In short, being a successful risk taker means having a sense of the environment that is deep, holistic, and flexible. What kind of handicapper can call up this trifecta? One who works hard at cultivating information. This kind of sense develops from intense observation of the patterns and signals of change in the world around you, and results in an earned degree of confidence when stepping off into the necessarily unknown future.
In other words, the most successful risk takers are not rash at all. As Iverson wrote in Plain Talk about Nucor’s remarkable string of successes in incorporating new technologies and capturing new markets, “we didn’t leap before we looked.” Rather, the company was just acutely aware of its strengths, weaknesses, and untapped potential in its environment. While industry observers, looking from the outside, saw a maverick company that got lucky more often than it failed, company insiders were justifiably confident in their risks. In the same way, Nate Silver insisted that his ultra-precise predictions weren’t risky at all, they were simply the result of his extremely informed sense of changes in the political world that he spent so long observing.
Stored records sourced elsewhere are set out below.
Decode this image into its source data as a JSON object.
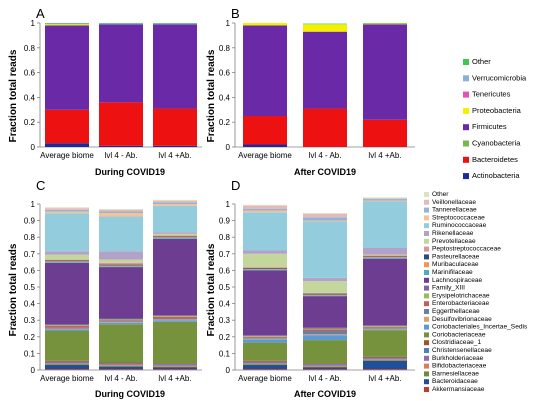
{
  "panels": [
    {
      "id": "A",
      "letter": "A",
      "ylabel": "Fraction total reads",
      "xlabel": "During COVID19"
    },
    {
      "id": "B",
      "letter": "B",
      "ylabel": "Fraction total reads",
      "xlabel": "After COVID19"
    },
    {
      "id": "C",
      "letter": "C",
      "ylabel": "Fraction total reads",
      "xlabel": "During COVID19"
    },
    {
      "id": "D",
      "letter": "D",
      "ylabel": "Fraction total reads",
      "xlabel": "After COVID19"
    }
  ],
  "chart_data": [
    {
      "panel": "A",
      "type": "bar",
      "stacked": true,
      "title": "",
      "xlabel": "During COVID19",
      "ylabel": "Fraction total reads",
      "categories": [
        "Average biome",
        "lvl 4  - Ab.",
        "lvl 4 +Ab."
      ],
      "ylim": [
        0,
        1
      ],
      "yticks": [
        0,
        0.2,
        0.4,
        0.6,
        0.8,
        1
      ],
      "series": [
        {
          "name": "Actinobacteria",
          "color": "#1a2aa0",
          "values": [
            0.03,
            0.01,
            0.01
          ]
        },
        {
          "name": "Bacteroidetes",
          "color": "#ee1111",
          "values": [
            0.27,
            0.35,
            0.3
          ]
        },
        {
          "name": "Cyanobacteria",
          "color": "#7ab648",
          "values": [
            0.0,
            0.0,
            0.0
          ]
        },
        {
          "name": "Firmicutes",
          "color": "#6a2aa8",
          "values": [
            0.68,
            0.63,
            0.68
          ]
        },
        {
          "name": "Proteobacteria",
          "color": "#f4f000",
          "values": [
            0.01,
            0.0,
            0.0
          ]
        },
        {
          "name": "Tenericutes",
          "color": "#e64fb4",
          "values": [
            0.0,
            0.0,
            0.0
          ]
        },
        {
          "name": "Verrucomicrobia",
          "color": "#8faed8",
          "values": [
            0.005,
            0.005,
            0.005
          ]
        },
        {
          "name": "Other",
          "color": "#3cc850",
          "values": [
            0.005,
            0.005,
            0.005
          ]
        }
      ]
    },
    {
      "panel": "B",
      "type": "bar",
      "stacked": true,
      "title": "",
      "xlabel": "After COVID19",
      "ylabel": "Fraction total reads",
      "categories": [
        "Average biome",
        "lvl 4  - Ab.",
        "lvl 4 +Ab."
      ],
      "ylim": [
        0,
        1
      ],
      "yticks": [
        0,
        0.2,
        0.4,
        0.6,
        0.8,
        1
      ],
      "series": [
        {
          "name": "Actinobacteria",
          "color": "#1a2aa0",
          "values": [
            0.02,
            0.0,
            0.0
          ]
        },
        {
          "name": "Bacteroidetes",
          "color": "#ee1111",
          "values": [
            0.23,
            0.31,
            0.22
          ]
        },
        {
          "name": "Cyanobacteria",
          "color": "#7ab648",
          "values": [
            0.0,
            0.0,
            0.0
          ]
        },
        {
          "name": "Firmicutes",
          "color": "#6a2aa8",
          "values": [
            0.73,
            0.62,
            0.77
          ]
        },
        {
          "name": "Proteobacteria",
          "color": "#f4f000",
          "values": [
            0.02,
            0.06,
            0.005
          ]
        },
        {
          "name": "Tenericutes",
          "color": "#e64fb4",
          "values": [
            0.0,
            0.0,
            0.0
          ]
        },
        {
          "name": "Verrucomicrobia",
          "color": "#8faed8",
          "values": [
            0.0,
            0.0,
            0.0
          ]
        },
        {
          "name": "Other",
          "color": "#3cc850",
          "values": [
            0.0,
            0.005,
            0.005
          ]
        }
      ]
    },
    {
      "panel": "C",
      "type": "bar",
      "stacked": true,
      "title": "",
      "xlabel": "During COVID19",
      "ylabel": "Fraction total reads",
      "categories": [
        "Average biome",
        "lvl 4  - Ab.",
        "lvl 4 +Ab."
      ],
      "ylim": [
        0,
        1
      ],
      "yticks": [
        0,
        0.1,
        0.2,
        0.3,
        0.4,
        0.5,
        0.6,
        0.7,
        0.8,
        0.9,
        1
      ],
      "series": [
        {
          "name": "Akkermansiaceae",
          "color": "#c0392b",
          "values": [
            0.005,
            0.005,
            0.005
          ]
        },
        {
          "name": "Bacteroidaceae",
          "color": "#1f4e9b",
          "values": [
            0.025,
            0.015,
            0.01
          ]
        },
        {
          "name": "Barnesiellaceae",
          "color": "#6b8e3a",
          "values": [
            0.005,
            0.005,
            0.005
          ]
        },
        {
          "name": "Bifidobacteriaceae",
          "color": "#e07a5f",
          "values": [
            0.005,
            0.005,
            0.005
          ]
        },
        {
          "name": "Burkholderiaceae",
          "color": "#8e6fa8",
          "values": [
            0.005,
            0.005,
            0.005
          ]
        },
        {
          "name": "Christensenellaceae",
          "color": "#4f7fb5",
          "values": [
            0.005,
            0.005,
            0.005
          ]
        },
        {
          "name": "Clostridiaceae_1",
          "color": "#a0522d",
          "values": [
            0.005,
            0.005,
            0.005
          ]
        },
        {
          "name": "Coriobacteriaceae",
          "color": "#76923c",
          "values": [
            0.18,
            0.23,
            0.25
          ]
        },
        {
          "name": "Coriobacteriales_Incertae_Sedis",
          "color": "#5b9bd5",
          "values": [
            0.01,
            0.01,
            0.01
          ]
        },
        {
          "name": "Desulfovibrionaceae",
          "color": "#d6a36b",
          "values": [
            0.005,
            0.005,
            0.005
          ]
        },
        {
          "name": "Eggerthellaceae",
          "color": "#6a7fa8",
          "values": [
            0.005,
            0.005,
            0.005
          ]
        },
        {
          "name": "Enterobacteriaceae",
          "color": "#c85c5c",
          "values": [
            0.01,
            0.005,
            0.01
          ]
        },
        {
          "name": "Erysipelotrichaceae",
          "color": "#9bbb59",
          "values": [
            0.005,
            0.005,
            0.005
          ]
        },
        {
          "name": "Family_XIII",
          "color": "#8064a2",
          "values": [
            0.005,
            0.005,
            0.005
          ]
        },
        {
          "name": "Lachnospiraceae",
          "color": "#6c3d91",
          "values": [
            0.37,
            0.31,
            0.46
          ]
        },
        {
          "name": "Marinifilaceae",
          "color": "#4bacc6",
          "values": [
            0.005,
            0.005,
            0.005
          ]
        },
        {
          "name": "Muribaculaceae",
          "color": "#f79646",
          "values": [
            0.005,
            0.005,
            0.005
          ]
        },
        {
          "name": "Pasteurellaceae",
          "color": "#2c4d75",
          "values": [
            0.005,
            0.005,
            0.005
          ]
        },
        {
          "name": "Peptostreptococcaceae",
          "color": "#d99694",
          "values": [
            0.005,
            0.01,
            0.005
          ]
        },
        {
          "name": "Prevotellaceae",
          "color": "#c3d69b",
          "values": [
            0.03,
            0.02,
            0.01
          ]
        },
        {
          "name": "Rikenellaceae",
          "color": "#b3a2c7",
          "values": [
            0.02,
            0.05,
            0.01
          ]
        },
        {
          "name": "Ruminococcaceae",
          "color": "#93cddd",
          "values": [
            0.23,
            0.21,
            0.16
          ]
        },
        {
          "name": "Streptococcaceae",
          "color": "#fac090",
          "values": [
            0.01,
            0.02,
            0.01
          ]
        },
        {
          "name": "Tannerellaceae",
          "color": "#95b3d7",
          "values": [
            0.01,
            0.01,
            0.01
          ]
        },
        {
          "name": "Veillonellaceae",
          "color": "#e6b9b8",
          "values": [
            0.01,
            0.01,
            0.01
          ]
        },
        {
          "name": "Other",
          "color": "#d7e4bd",
          "values": [
            0.005,
            0.005,
            0.005
          ]
        }
      ]
    },
    {
      "panel": "D",
      "type": "bar",
      "stacked": true,
      "title": "",
      "xlabel": "After COVID19",
      "ylabel": "Fraction total reads",
      "categories": [
        "Average biome",
        "lvl 4  - Ab.",
        "lvl 4 +Ab."
      ],
      "ylim": [
        0,
        1
      ],
      "yticks": [
        0,
        0.1,
        0.2,
        0.3,
        0.4,
        0.5,
        0.6,
        0.7,
        0.8,
        0.9,
        1
      ],
      "series": [
        {
          "name": "Akkermansiaceae",
          "color": "#c0392b",
          "values": [
            0.005,
            0.005,
            0.005
          ]
        },
        {
          "name": "Bacteroidaceae",
          "color": "#1f4e9b",
          "values": [
            0.025,
            0.01,
            0.05
          ]
        },
        {
          "name": "Barnesiellaceae",
          "color": "#6b8e3a",
          "values": [
            0.005,
            0.005,
            0.005
          ]
        },
        {
          "name": "Bifidobacteriaceae",
          "color": "#e07a5f",
          "values": [
            0.005,
            0.005,
            0.005
          ]
        },
        {
          "name": "Burkholderiaceae",
          "color": "#8e6fa8",
          "values": [
            0.005,
            0.005,
            0.005
          ]
        },
        {
          "name": "Christensenellaceae",
          "color": "#4f7fb5",
          "values": [
            0.005,
            0.005,
            0.005
          ]
        },
        {
          "name": "Clostridiaceae_1",
          "color": "#a0522d",
          "values": [
            0.005,
            0.005,
            0.005
          ]
        },
        {
          "name": "Coriobacteriaceae",
          "color": "#76923c",
          "values": [
            0.11,
            0.14,
            0.16
          ]
        },
        {
          "name": "Coriobacteriales_Incertae_Sedis",
          "color": "#5b9bd5",
          "values": [
            0.02,
            0.03,
            0.005
          ]
        },
        {
          "name": "Desulfovibrionaceae",
          "color": "#d6a36b",
          "values": [
            0.005,
            0.005,
            0.005
          ]
        },
        {
          "name": "Eggerthellaceae",
          "color": "#6a7fa8",
          "values": [
            0.005,
            0.02,
            0.005
          ]
        },
        {
          "name": "Enterobacteriaceae",
          "color": "#c85c5c",
          "values": [
            0.005,
            0.01,
            0.005
          ]
        },
        {
          "name": "Erysipelotrichaceae",
          "color": "#9bbb59",
          "values": [
            0.005,
            0.005,
            0.005
          ]
        },
        {
          "name": "Family_XIII",
          "color": "#8064a2",
          "values": [
            0.005,
            0.005,
            0.005
          ]
        },
        {
          "name": "Lachnospiraceae",
          "color": "#6c3d91",
          "values": [
            0.39,
            0.19,
            0.4
          ]
        },
        {
          "name": "Marinifilaceae",
          "color": "#4bacc6",
          "values": [
            0.005,
            0.005,
            0.005
          ]
        },
        {
          "name": "Muribaculaceae",
          "color": "#f79646",
          "values": [
            0.005,
            0.005,
            0.005
          ]
        },
        {
          "name": "Pasteurellaceae",
          "color": "#2c4d75",
          "values": [
            0.005,
            0.005,
            0.005
          ]
        },
        {
          "name": "Peptostreptococcaceae",
          "color": "#d99694",
          "values": [
            0.005,
            0.005,
            0.005
          ]
        },
        {
          "name": "Prevotellaceae",
          "color": "#c3d69b",
          "values": [
            0.08,
            0.07,
            0.005
          ]
        },
        {
          "name": "Rikenellaceae",
          "color": "#b3a2c7",
          "values": [
            0.02,
            0.02,
            0.04
          ]
        },
        {
          "name": "Ruminococcaceae",
          "color": "#93cddd",
          "values": [
            0.23,
            0.34,
            0.28
          ]
        },
        {
          "name": "Streptococcaceae",
          "color": "#fac090",
          "values": [
            0.01,
            0.005,
            0.005
          ]
        },
        {
          "name": "Tannerellaceae",
          "color": "#95b3d7",
          "values": [
            0.01,
            0.02,
            0.01
          ]
        },
        {
          "name": "Veillonellaceae",
          "color": "#e6b9b8",
          "values": [
            0.02,
            0.02,
            0.005
          ]
        },
        {
          "name": "Other",
          "color": "#d7e4bd",
          "values": [
            0.005,
            0.005,
            0.005
          ]
        }
      ]
    }
  ],
  "legend_top": {
    "placement": "right",
    "entries": [
      {
        "name": "Other",
        "color": "#3cc850"
      },
      {
        "name": "Verrucomicrobia",
        "color": "#8faed8"
      },
      {
        "name": "Tenericutes",
        "color": "#e64fb4"
      },
      {
        "name": "Proteobacteria",
        "color": "#f4f000"
      },
      {
        "name": "Firmicutes",
        "color": "#6a2aa8"
      },
      {
        "name": "Cyanobacteria",
        "color": "#7ab648"
      },
      {
        "name": "Bacteroidetes",
        "color": "#ee1111"
      },
      {
        "name": "Actinobacteria",
        "color": "#1a2aa0"
      }
    ]
  },
  "legend_bottom": {
    "placement": "right",
    "entries": [
      {
        "name": "Other",
        "color": "#d7e4bd"
      },
      {
        "name": "Veillonellaceae",
        "color": "#e6b9b8"
      },
      {
        "name": "Tannerellaceae",
        "color": "#95b3d7"
      },
      {
        "name": "Streptococcaceae",
        "color": "#fac090"
      },
      {
        "name": "Ruminococcaceae",
        "color": "#93cddd"
      },
      {
        "name": "Rikenellaceae",
        "color": "#b3a2c7"
      },
      {
        "name": "Prevotellaceae",
        "color": "#c3d69b"
      },
      {
        "name": "Peptostreptococcaceae",
        "color": "#d99694"
      },
      {
        "name": "Pasteurellaceae",
        "color": "#2c4d75"
      },
      {
        "name": "Muribaculaceae",
        "color": "#f79646"
      },
      {
        "name": "Marinifilaceae",
        "color": "#4bacc6"
      },
      {
        "name": "Lachnospiraceae",
        "color": "#6c3d91"
      },
      {
        "name": "Family_XIII",
        "color": "#8064a2"
      },
      {
        "name": "Erysipelotrichaceae",
        "color": "#9bbb59"
      },
      {
        "name": "Enterobacteriaceae",
        "color": "#c85c5c"
      },
      {
        "name": "Eggerthellaceae",
        "color": "#6a7fa8"
      },
      {
        "name": "Desulfovibrionaceae",
        "color": "#d6a36b"
      },
      {
        "name": "Coriobacteriales_Incertae_Sedis",
        "color": "#5b9bd5"
      },
      {
        "name": "Coriobacteriaceae",
        "color": "#76923c"
      },
      {
        "name": "Clostridiaceae_1",
        "color": "#a0522d"
      },
      {
        "name": "Christensenellaceae",
        "color": "#4f7fb5"
      },
      {
        "name": "Burkholderiaceae",
        "color": "#8e6fa8"
      },
      {
        "name": "Bifidobacteriaceae",
        "color": "#e07a5f"
      },
      {
        "name": "Barnesiellaceae",
        "color": "#6b8e3a"
      },
      {
        "name": "Bacteroidaceae",
        "color": "#1f4e9b"
      },
      {
        "name": "Akkermansiaceae",
        "color": "#c0392b"
      }
    ]
  }
}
As I discuss with Aníbal Pauchard in Observation and Ecology, the extremely adept observational sense demonstrated by the best risk takers, a sense that allows one to appear to predict events to come, is developed through long hours of practicing the art of observing complex systems. The “Great One”, Wayne Gretzky, did it with hockey (as Malcolm Gladwell discussed in one of his early popular articles), animals across Asia did it with the Boxing Day tsunami, and Iverson did it with steel.
Organisms in nature have developed this ability to confidently sally forth into each unpredictable and risk-filled day through the relentless process of natural selection. If they didn’t develop all sorts of sensors and nerves and immune systems and replication methods that allowed them to observe and respond to change quickly, they were selected off the face of the Earth.
From an evolutionary standpoint, humans have had for thousands of generations cultural ways of passing on information and selecting out poor performance that allowed us to bypass some of this nasty and brutish natural selection. Likewise, from a modern organizational standpoint, productive risk taking can be allowed and encouraged by a culture that doesn’t fear risk, doesn’t waste time and resources trying to eliminate risk, and cultivates a vision that is either wide enough, or long-term enough, to see the value of risk.
Not surprisingly, the CEOs and astute observers of the most successful companies—the Nucor Steels, Southwest Airlines, Googles, and Apples that are mistakenly thought of as wild mavericks that got lucky—always talk about the culture of their respective companies (see Gary Kelly on Southwest’s culture here). They are, in fact, all examples of organisations that cultivate a hardworking, intensely observational approach to risk. Although Iverson resorted to the old canard, “look before you leap”, to describe Nucor’s approach to risk taking, a more appropriate statement might be, “observe like mad before you leap.”